The core contradiction on the supply side remained the compliance challenges and inventory pressure triggered by the "reverse invoicing" policy. For the copper scrap segment, a notable anomaly was that despite copper prices fluctuating upward during the week, domestic copper scrap prices fell instead of rising. The fundamental reason was that the policy's strict invoicing requirements severely constrained the purchasing capacity of downstream scrap utilization enterprises, meaning that even though rising copper prices stimulated some supply to flow into the trading segment, it could not be effectively absorbed. Trader inventory therefore accumulated, capital pressure increased, and they were forced to cut prices to recover funds. Meanwhile, imported copper scrap, which comes with 13% VAT special invoices and perfectly meets compliance requirements, became an object that downstream enterprises rushed to buy, forming a stark contrast and price divergence with domestic raw materials lacking invoices. This value gap between "tax-inclusive" and "tax-exclusive" sources profoundly distorted the market's circulation structure and pricing system.

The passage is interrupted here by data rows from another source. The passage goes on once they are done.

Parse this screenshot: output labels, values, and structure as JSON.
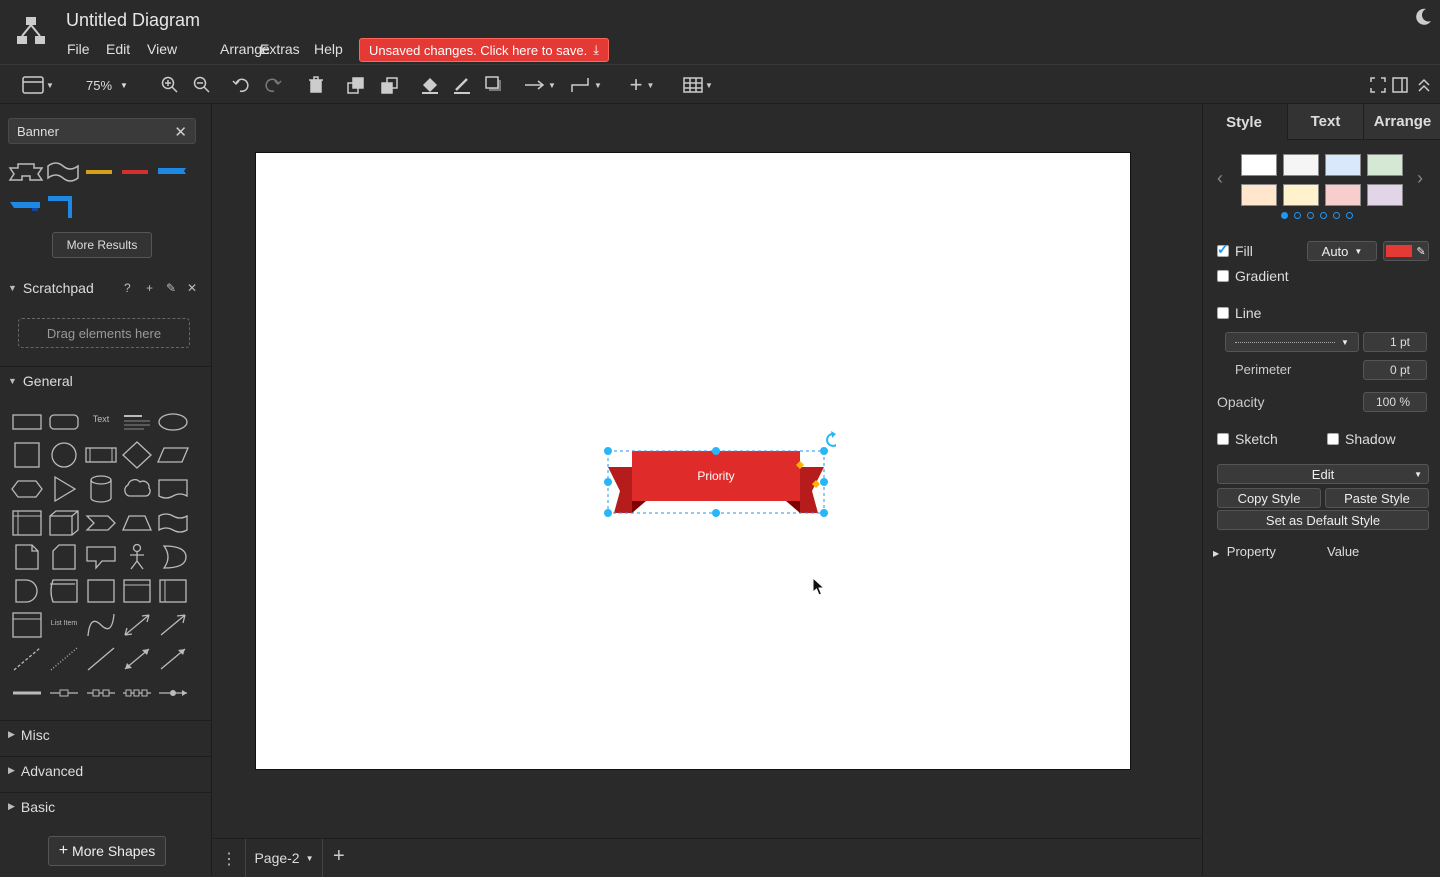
{
  "app": {
    "title": "Untitled Diagram",
    "unsaved_label": "Unsaved changes. Click here to save."
  },
  "menu": [
    "File",
    "Edit",
    "View",
    "Arrange",
    "Extras",
    "Help"
  ],
  "toolbar": {
    "zoom_value": "75%",
    "page_label": "Page-2"
  },
  "left": {
    "search_value": "Banner",
    "more_results_label": "More Results",
    "scratchpad_label": "Scratchpad",
    "drag_label": "Drag elements here",
    "general_label": "General",
    "misc_label": "Misc",
    "advanced_label": "Advanced",
    "basic_label": "Basic",
    "more_shapes_label": "More Shapes",
    "text_shape_label": "Text",
    "list_item_label": "List Item"
  },
  "canvas": {
    "banner_text": "Priority",
    "banner_color": "#e02b2b"
  },
  "right": {
    "tabs": [
      "Style",
      "Text",
      "Arrange"
    ],
    "swatches_row1": [
      "#ffffff",
      "#f5f5f5",
      "#dae8fc",
      "#d5e8d4"
    ],
    "swatches_row2": [
      "#ffe6cc",
      "#fff2cc",
      "#f8cecc",
      "#e1d5e7"
    ],
    "fill_label": "Fill",
    "fill_mode": "Auto",
    "fill_color": "#e53935",
    "gradient_label": "Gradient",
    "line_label": "Line",
    "line_width": "1 pt",
    "perimeter_label": "Perimeter",
    "perimeter_value": "0 pt",
    "opacity_label": "Opacity",
    "opacity_value": "100 %",
    "sketch_label": "Sketch",
    "shadow_label": "Shadow",
    "edit_label": "Edit",
    "copy_style_label": "Copy Style",
    "paste_style_label": "Paste Style",
    "default_style_label": "Set as Default Style",
    "property_label": "Property",
    "value_label": "Value"
  }
}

The demand side exhibited a high degree of price sensitivity and strategic wait-and-see behavior. Downstream secondary copper rod and scrap copper anode plate enterprises were extremely rational in their purchasing behavior, generally inclined to seek low-priced sources. When copper prices pulled back notably, some enterprises would buy the dip to lock in costs; once prices shifted to fluctuations or an unclear direction, most enterprises turned to cautious observation, awaiting clearer signals. This caused weekly market transactions to fluctuate with prices, shifting from "tight supply-demand balance" to "mediocre transactions" to "moderate transactions," with demand release exhibiting obvious pulse-like characteristics, lacking stability and continuity. Although the price difference between copper cathode rod and secondary copper rod remained at a relatively favorable level, the elevated absolute copper prices themselves suppressed order release from end-user industries such as cables, causing downstream procurement to be dominated by rigid demand and opportunistic restocking, making it difficult to generate large-scale, sustained purchasing enthusiasm. Overall, the secondary copper rod market is currently caught in a dual struggle between "policy-driven" and "high-price" dynamics. On one hand, the invoice shortages and compliance costs caused by the "reverse invoicing" policy have severely hindered the normal circulation of copper scrap in China, resulting in structural barriers to shipments despite willingness to sell, and abnormal price declines deviating from the broader market. On the other hand, persistently high copper prices have kept the demand side cautious, with purchasing behavior becoming short-term and speculative. For the market to break out of the current predicament of weak supply and demand and stagnant trading, it requires not only clearer and more stable macro copper price direction to calm market fluctuations and stabilize enterprise expectations, but more fundamentally, further optimization and clarification of industrial fiscal and tax policies to unblock compliant circulation channels for copper scrap in China, reduce transaction costs, and thereby rebuild a healthy supply-demand cycle and price discovery mechanism. In the short term, the market is expected to maintain a cautiously volatile pattern amid policy constraints and price negotiations.